Isto de misturar show business com literatura vem de longe. Desde os dias em que as letras de Chico Buarque, Caetano Veloso e Milton Nascimento passaram a constituir questões de vestibular. De repente, músicos do mundo do espetáculo foram promovidos a escritores. Canções anódinas passaram a ser literatura. Como é mais fácil memorizar um versinho do Chico que um romance de Graciliano, a meninada assumiu com gosto o embuste. Não vi, da parte de nossos jovens – quase sempre indignados – qualquer protesto contra tal despautério.
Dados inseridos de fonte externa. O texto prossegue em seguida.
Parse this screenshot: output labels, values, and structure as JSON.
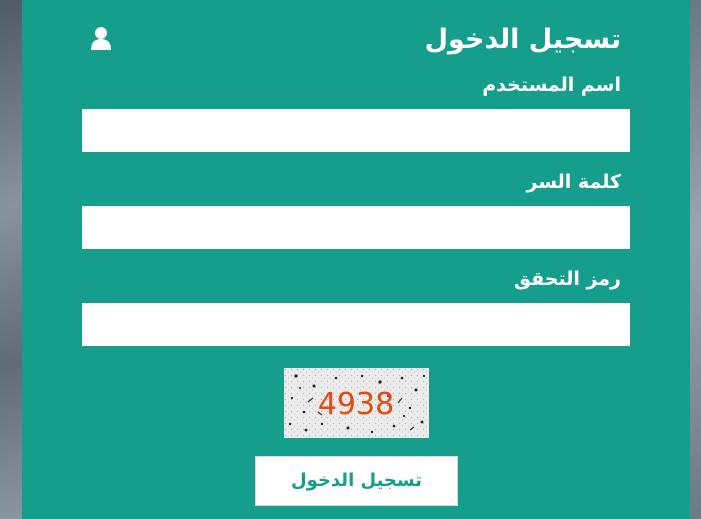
{
  "login_form": {
    "title": "تسجيل الدخول",
    "title_icon": "user-icon",
    "username_label": "اسم المستخدم",
    "username_value": "",
    "password_label": "كلمة السر",
    "password_value": "",
    "captcha_label": "رمز التحقق",
    "captcha_value": "",
    "captcha_code": "4938",
    "submit_label": "تسجيل الدخول"
  },
  "colors": {
    "panel_background": "#169e8c",
    "text_on_panel": "#ffffff",
    "button_text": "#169e8c",
    "captcha_text": "#e24b12"
  }
}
Fossem estes músicos associados à literatura, até que o absurdo não clamaria aos céus justiça. Mas já vi as letras de Chico Buarque e Milton Nascimento em provas de biologia. Na rede, encontro esta exótica pergunta no Banco de Dados de Questões de Biologia da UnB:
Pergunta: Na música Cio da Terra, Chico Buarque e Milton Nascimento fazem interessantes correlações entre os reinos animal e vegetal, conforme é ilustrado a seguir.
Debulhar o trigo
Recolher cada bago de trigo
Forjar no trigo o milagre do pão
E se fartar de pão ...
Decepar a cana
Recolher a garapa da cana
Roubar da cana a doçura do mel
Se lambuzar de mel ...
Afagar a terra
Conhecer os desejos da terra
Cio da terra, propícia estação
E fecundar o chão...
Com o auxílio desse texto, julgue os seguintes itens.
(1) Pela estrutura do "bago" (v.2), deduz-se que trigo é uma monocotiledônea.
(2) O "milagre" (v.3) que se realiza no trigo, origem ao pão, deve-se a ação de bactérias que metabolizam os lipídios do trigo.
(3) Os autores comparam o caldo de cana ao mel (v.6-7) porque ambos contêm grande quantidade de glicídios.
(4) Nos versos de 10 a 12, faz-se uma analogia entre a estação adequada ao plantio e a época fértil dos animais.
Ora, que raios tem a ver o tal de Cio da Terra com biologia? Se é por associar coisas com coisas que nada têm a ver umas com as outras, daqui a pouco encontraremos estes senhores nas provas de química e matemática. Estamos assistindo a uma desmoralização a passos céleres do livro, da literatura e mesmo do ensino universitário. Sob o olhar complacente das autoridades educacionais, do governo e da imprensa.
Cultura é show business. Se você pretende um dia ser considerado um homem culto, comece a freqüentar raves e shows de rock.
PS - Leitores me advertem que o tal de Gabriel não seria roqueiro. É que não consigo distinguir muito entre uma mediocridade e outra. Mantenho o roqueiro. Dá no mesmo.